Slack is perhaps the most famous of all these tools. But remember, there are many others. The one you choose should suit your business

Use Productivity Tools.

The data don’t tell us yet whether we should work in offices, at home, or a mixture of both. But no doubt using productivity tools can massively enhance worker output. 

Cloud-based apps have the advantage of making it possible for multiple people to edit them at the same time. 

Imagine two of your colleagues working on a large report together. Traditionally, they’d break it up into sections. One person would write one section, and the other another, and so on. But with the cloud, you don’t operate under those same constraints. Employees can edit whatever they like, even if the other person on the other end doesn’t agree with what they’re doing. 

This type of app feature also allows individuals to see how to structure the entire document. You’re never guessing where you should go next. Instead, you can see how it is taking shape and work from there. 

Use Expense And Time Tracking.

The amount of admin done by traditional HR departments is tremendous. HR staff dedicates so much of its time to rote tasks, like filling in timesheets that it doesn’t have any time to devote to value-added activities. 

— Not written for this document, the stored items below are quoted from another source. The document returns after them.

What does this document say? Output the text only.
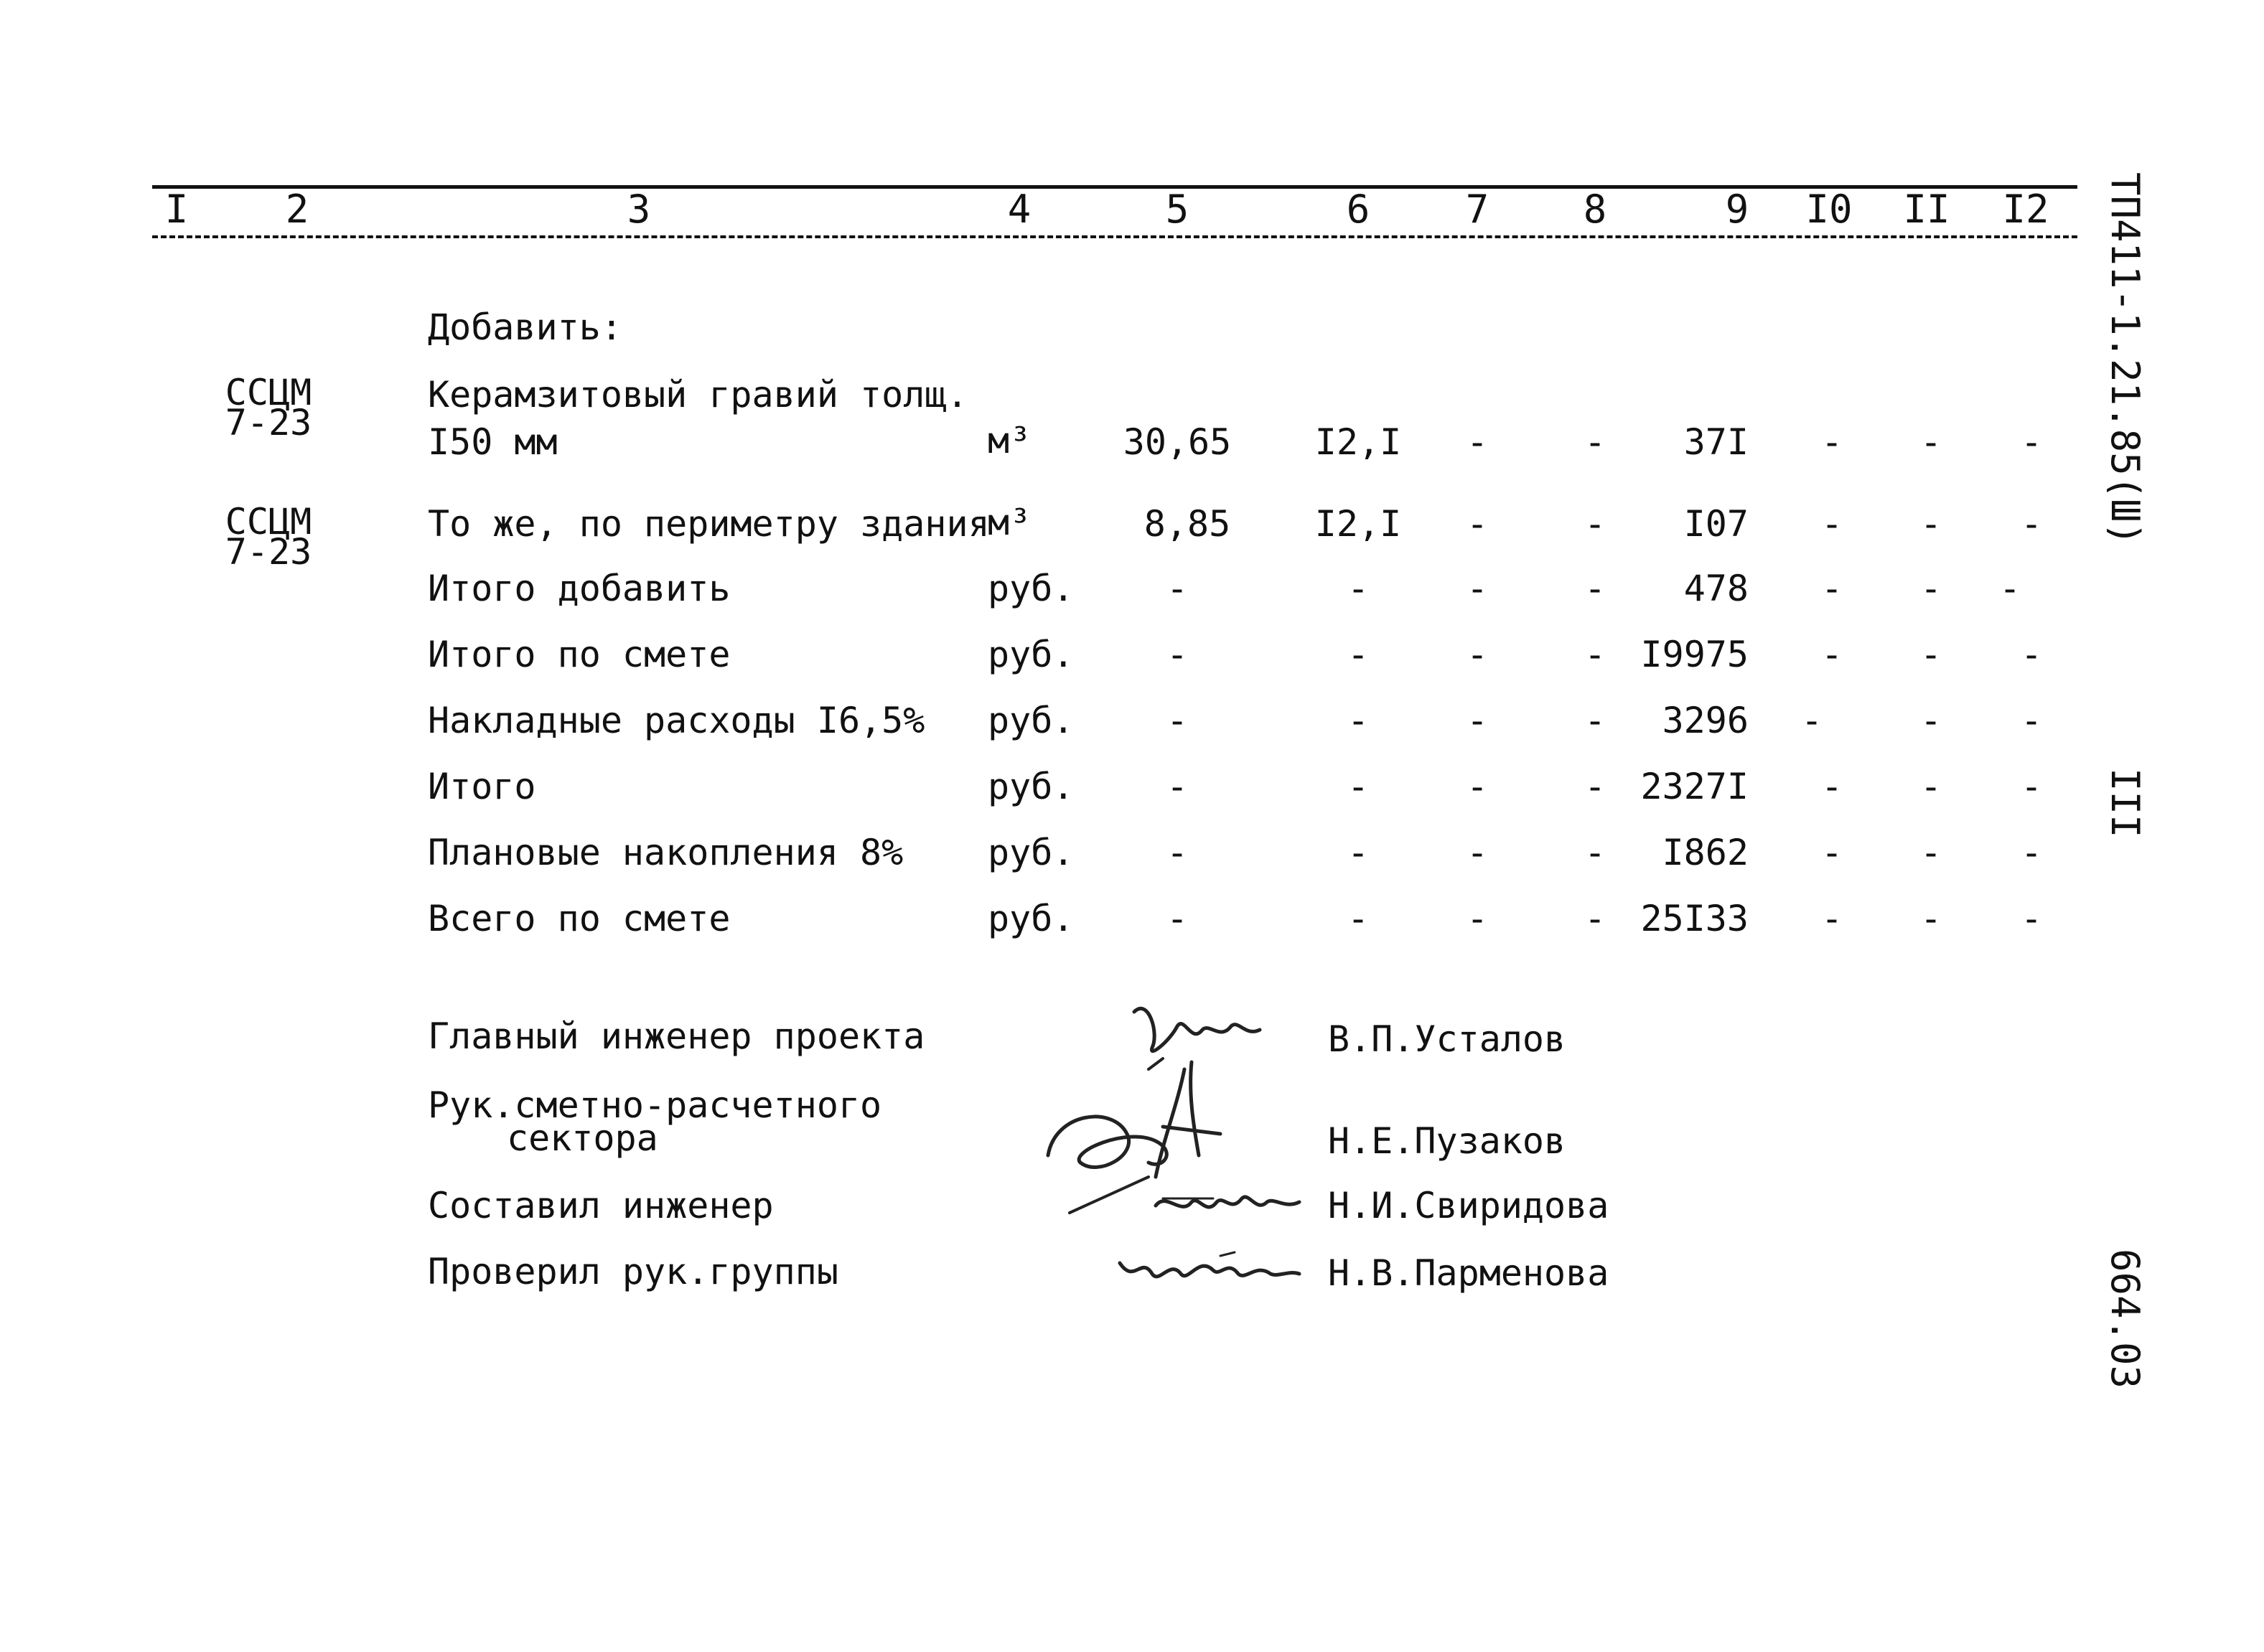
I	2	3	4	5	6 7 8	9 I0 II I2 ТП411-1.21.85(Ш)
III
664.03
Добавить:
ССЦМ
7-23
Керамзитовый гравий толщ.
I50 мм	м³	30,65 I2,I -	- 37I - - -
ССЦМ
7-23
То же, по периметру здания
м³	8,85 I2,I -	- I07 - - -
Итого добавить	руб.	-	-	-	- 478 - - -
Итого по смете	руб.	-	-	-	- I9975 - - -
Накладные расходы I6,5% руб.	-	-	-	- 3296 -	- -
Итого	руб.	-	-	-	- 2327I - - -
Плановые накопления 8% руб.	-	-	-	- I862 - - -
Всего по смете	руб.	-	-	-	- 25I33 - - -
Главный инженер проекта	В.П.Усталов
Рук.сметно-расчетного
сектора	Н.Е.Пузаков
Составил инженер	Н.И.Свиридова
Проверил рук.группы	Н.В.Парменова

Fortunately, that’s yet another thing that the cloud can solve. When remote workers log onto programs they need for work, you can use apps to automatically track the time that they spend working. Workers can then automatically clock off by closing the application. This way, you can see how many hours everyone works, and how much overtime they’re doing, if any.

The same applies to expenses. Harvest, for instance, lets you track things like project costs and meals out with clients. And other tools, like Forecard, show you how far team members are progressing in a particular activity, sharing those data with the rest of the team, helping to cut down on emails. 

Perform Integrations.

It’s worth pointing out that the cloud isn’t just a suite of services that you buy off the shelf. While it can be that, there are also plenty of opportunities for integration. 

Let’s say, for instance, that you use a messaging app to talk to customers and you have a separate stand-alone CRM. Here’s the beauty of integrations: developers will actually combine both of them for you so you get the features you need in a comprehensive package. 

Businesses integrate software products all the time. The ultimate goal is to consolidate all your operations into a single platform. But even if you don’t achieve that lofty vision, you can still benefit tremendously by getting the apps you use to work together in a way that enhances productivity. 

Manage Sales Pipelines.

How many sales pipelines does your company have? 

If you’re honest, you probably have several. 

The main one is your shopfront or online store. And others could include your apps, social media accounts and chatbots. 

The problem is that it is difficult to integrate all these into a cohesive whole. Customers want to be able to approach a business and get them to solve their problems for them. They don’t want to have to think about which channel they use when interacting. The whole thing should be seamless. 

Moving to the cloud allows you to achieve this kind of customer experience. You can integrate all your digital channels into a single dashboard you can share with all your staff. That way, your customers feel as though you have a continuous relationship with them. It’s an amazing experience and a great way to differentiate yourself from everyone else in your industry. 

Ideally, this post should have convinced you of the value of moving your operations to the cloud. Will you try it?